Dear Grandparenting: Lila is my only child. She is going on 27 and doing quite well for herself. She’s made a career in information technology and doubled her salary when she switched jobs. Her house and car are totally paid for.
Lila married Zack three years ago. Last weekend I decided to bring up the subject of children. Lila said she’s “not the least bit interested” in having children anytime soon.
She talks about people whose marriages broke up after they had children. Things were never the same. Money has a lot to do with it too. It costs a small fortune to raise a child, but that’s not Lila’s problem.
I tell Lila that children can make a good marriage even that much better, but she’s not buying. Call me the Grandparent-in-Waiting. What else can I do? Louise Waller, Alameda, California
Dear Louise: The arrival of a newborn can certainly cement a marriage, but decades of research also attests to the toll it takes. Two is harder still.
About 90% of couples, the blissfully happy included, reported a decrease in marital satisfaction after childbirth according to an eight-year study by the National Institutes of Health.

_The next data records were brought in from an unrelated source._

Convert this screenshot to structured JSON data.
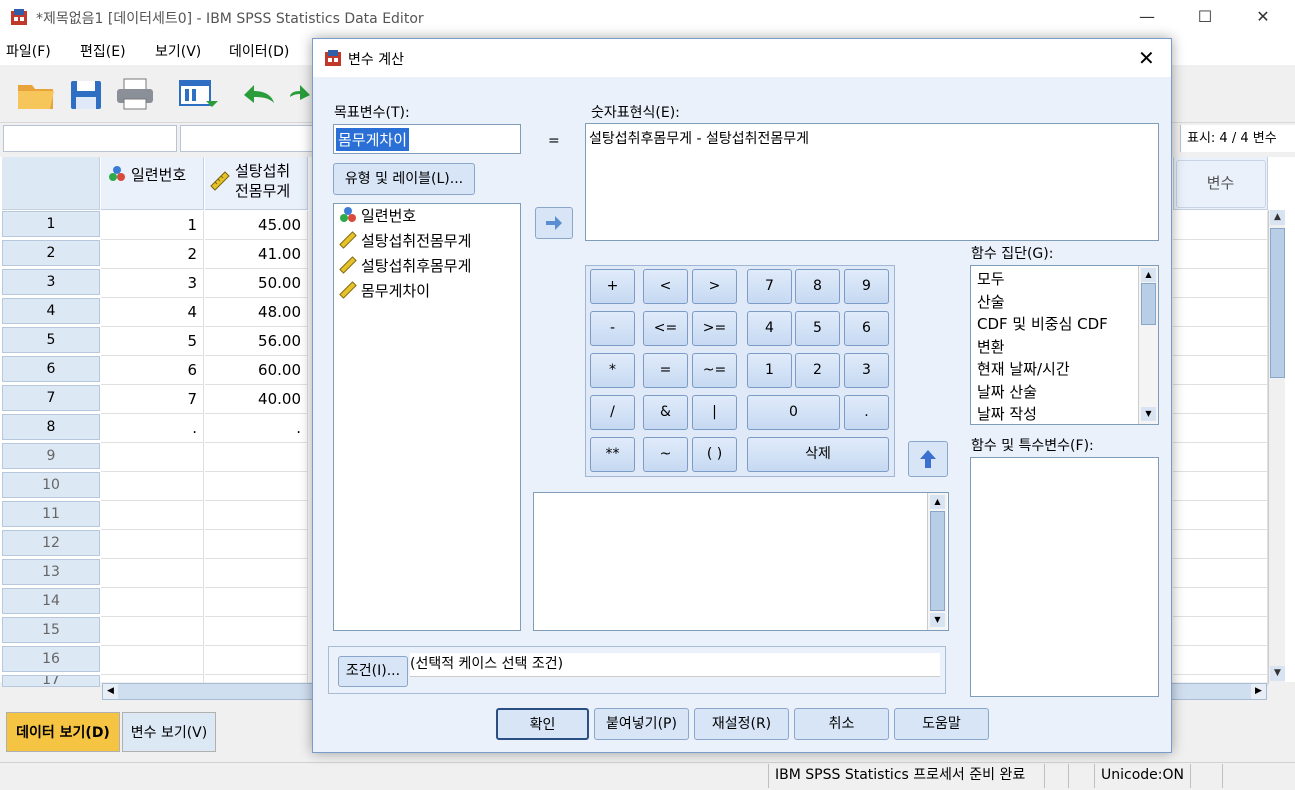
{
  "window": {
    "title": "*제목없음1 [데이터세트0] - IBM SPSS Statistics Data Editor",
    "controls": {
      "minimize": "—",
      "maximize": "☐",
      "close": "✕"
    }
  },
  "menus": [
    "파일(F)",
    "편집(E)",
    "보기(V)",
    "데이터(D)"
  ],
  "toolbar": {
    "display_count": "표시: 4 / 4 변수"
  },
  "grid": {
    "columns": [
      "일련번호",
      "설탕섭취\n전몸무게"
    ],
    "right_column": "변수",
    "rows": [
      {
        "num": "1",
        "c1": "1",
        "c2": "45.00"
      },
      {
        "num": "2",
        "c1": "2",
        "c2": "41.00"
      },
      {
        "num": "3",
        "c1": "3",
        "c2": "50.00"
      },
      {
        "num": "4",
        "c1": "4",
        "c2": "48.00"
      },
      {
        "num": "5",
        "c1": "5",
        "c2": "56.00"
      },
      {
        "num": "6",
        "c1": "6",
        "c2": "60.00"
      },
      {
        "num": "7",
        "c1": "7",
        "c2": "40.00"
      },
      {
        "num": "8",
        "c1": ".",
        "c2": "."
      },
      {
        "num": "9",
        "c1": "",
        "c2": ""
      },
      {
        "num": "10",
        "c1": "",
        "c2": ""
      },
      {
        "num": "11",
        "c1": "",
        "c2": ""
      },
      {
        "num": "12",
        "c1": "",
        "c2": ""
      },
      {
        "num": "13",
        "c1": "",
        "c2": ""
      },
      {
        "num": "14",
        "c1": "",
        "c2": ""
      },
      {
        "num": "15",
        "c1": "",
        "c2": ""
      },
      {
        "num": "16",
        "c1": "",
        "c2": ""
      },
      {
        "num": "17",
        "c1": "",
        "c2": ""
      }
    ]
  },
  "tabs": {
    "data_view": "데이터 보기(D)",
    "variable_view": "변수 보기(V)"
  },
  "status": {
    "processor": "IBM SPSS Statistics 프로세서 준비 완료",
    "unicode": "Unicode:ON"
  },
  "dialog": {
    "title": "변수 계산",
    "target_label": "목표변수(T):",
    "target_value": "몸무게차이",
    "type_label_button": "유형 및 레이블(L)...",
    "equals": "=",
    "expression_label": "숫자표현식(E):",
    "expression_value": "설탕섭취후몸무게 - 설탕섭취전몸무게",
    "variables": [
      "일련번호",
      "설탕섭취전몸무게",
      "설탕섭취후몸무게",
      "몸무게차이"
    ],
    "keypad": {
      "row1": [
        "+",
        "<",
        ">",
        "7",
        "8",
        "9"
      ],
      "row2": [
        "-",
        "<=",
        ">=",
        "4",
        "5",
        "6"
      ],
      "row3": [
        "*",
        "=",
        "~=",
        "1",
        "2",
        "3"
      ],
      "row4": [
        "/",
        "&",
        "|",
        "0",
        "."
      ],
      "row5": [
        "**",
        "~",
        "( )",
        "삭제"
      ]
    },
    "function_group_label": "함수 집단(G):",
    "function_groups": [
      "모두",
      "산술",
      "CDF 및 비중심 CDF",
      "변환",
      "현재 날짜/시간",
      "날짜 산술",
      "날짜 작성"
    ],
    "functions_label": "함수 및 특수변수(F):",
    "condition_button": "조건(I)...",
    "condition_text": "(선택적 케이스 선택 조건)",
    "buttons": {
      "ok": "확인",
      "paste": "붙여넣기(P)",
      "reset": "재설정(R)",
      "cancel": "취소",
      "help": "도움말"
    }
  }
}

Then there’s the matter of paying for the little bundle of joy. The average cost of raising a child born in 2022 to age 18 is $272,000, according to Federal government estimates, a number that doesn’t include the rising costs of higher education.

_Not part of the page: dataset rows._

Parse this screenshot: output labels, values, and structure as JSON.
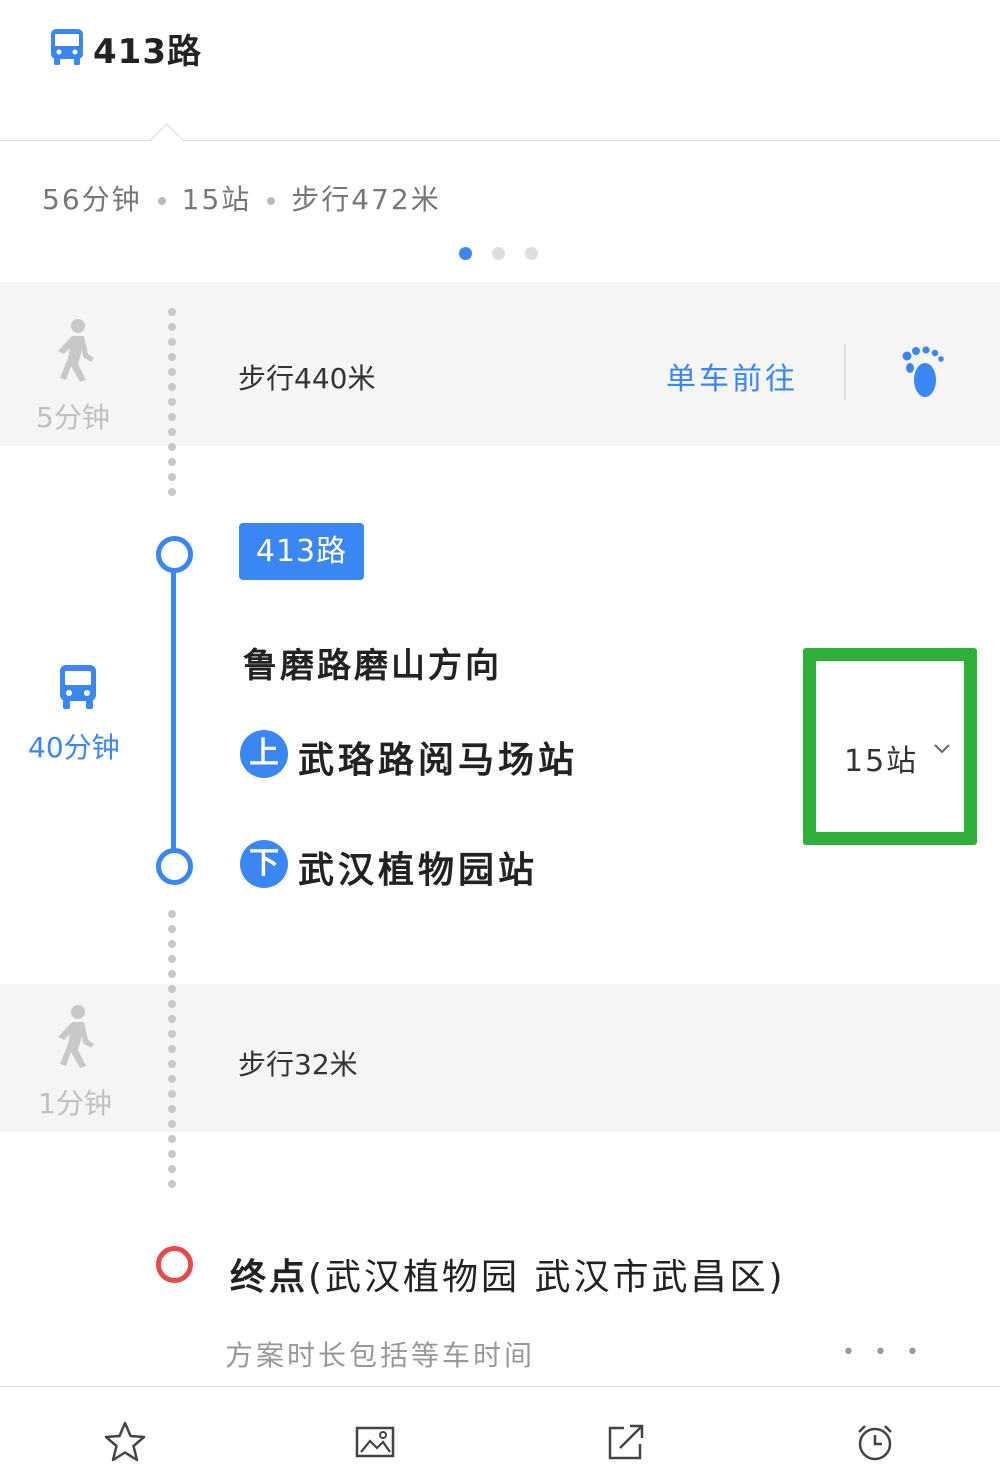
{
  "header": {
    "route_name": "413路"
  },
  "summary": {
    "duration": "56分钟",
    "stops": "15站",
    "walk": "步行472米",
    "pages": 3,
    "active_page": 1
  },
  "walk1": {
    "time": "5分钟",
    "distance": "步行440米",
    "bike_link": "单车前往"
  },
  "bus": {
    "tag": "413路",
    "time": "40分钟",
    "direction": "鲁磨路磨山方向",
    "board_badge": "上",
    "board_stop": "武珞路阅马场站",
    "alight_badge": "下",
    "alight_stop": "武汉植物园站",
    "stop_count": "15站"
  },
  "walk2": {
    "time": "1分钟",
    "distance": "步行32米"
  },
  "destination": {
    "prefix": "终点",
    "detail": "(武汉植物园  武汉市武昌区)",
    "note": "方案时长包括等车时间"
  },
  "colors": {
    "accent": "#3a86f3",
    "highlight_box": "#2eb03a",
    "destination_ring": "#e84a4a"
  },
  "icons": [
    "bus-icon",
    "walk-icon",
    "footprint-icon",
    "chevron-down-icon",
    "star-icon",
    "image-icon",
    "share-icon",
    "alarm-icon"
  ]
}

“Having a baby is like buying a house,” concluded a Wall Street Journal article. “Except they don’t increase in value, you can’t sell them, and after 16 years they’ll probably hate you.”

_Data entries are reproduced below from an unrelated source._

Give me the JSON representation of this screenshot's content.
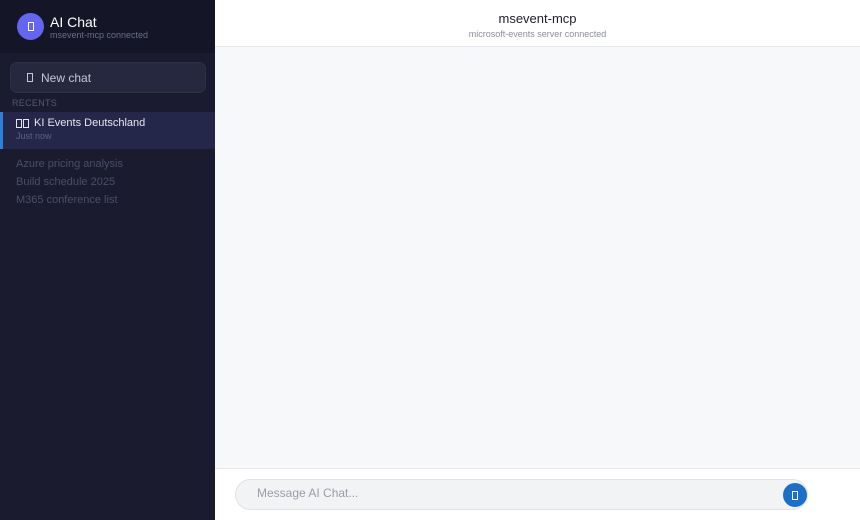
{
  "brand": {
    "title": "AI Chat",
    "subtitle": "msevent-mcp connected",
    "logo_icon": "chat-bubble-icon"
  },
  "sidebar": {
    "new_chat_label": "New chat",
    "new_chat_icon": "plus-icon",
    "recents_label": "RECENTS",
    "active_chat": {
      "title": "KI Events Deutschland",
      "flag_icon": "germany-flag-icon",
      "time": "Just now"
    },
    "chats": [
      {
        "label": "Azure pricing analysis"
      },
      {
        "label": "Build schedule 2025"
      },
      {
        "label": "M365 conference list"
      }
    ]
  },
  "header": {
    "title": "msevent-mcp",
    "subtitle": "microsoft-events server connected"
  },
  "composer": {
    "placeholder": "Message AI Chat...",
    "value": "",
    "send_icon": "send-icon"
  },
  "colors": {
    "sidebar_bg": "#1a1b2e",
    "accent": "#6366f1",
    "active_border": "#2f7fd8",
    "send_button": "#1a6fc9",
    "main_bg": "#f7f8fa"
  }
}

There are other things to think about before bringing a child into this world today — COVID and global conflicts, housing and childcare issues, inflationary pressures and the looming possibility of recession. All in all, more than enough perhaps to give one pause.
Grand remark of the week
Lance Brown from Fishkill, New York was enjoying a fat slice of German chocolate birthday cake with grandson Thomas.
“I am so happy to be six-years-old,” announced Thomas between bites. “I’ve got to let it sink in. I’ve never been this old before, you know.”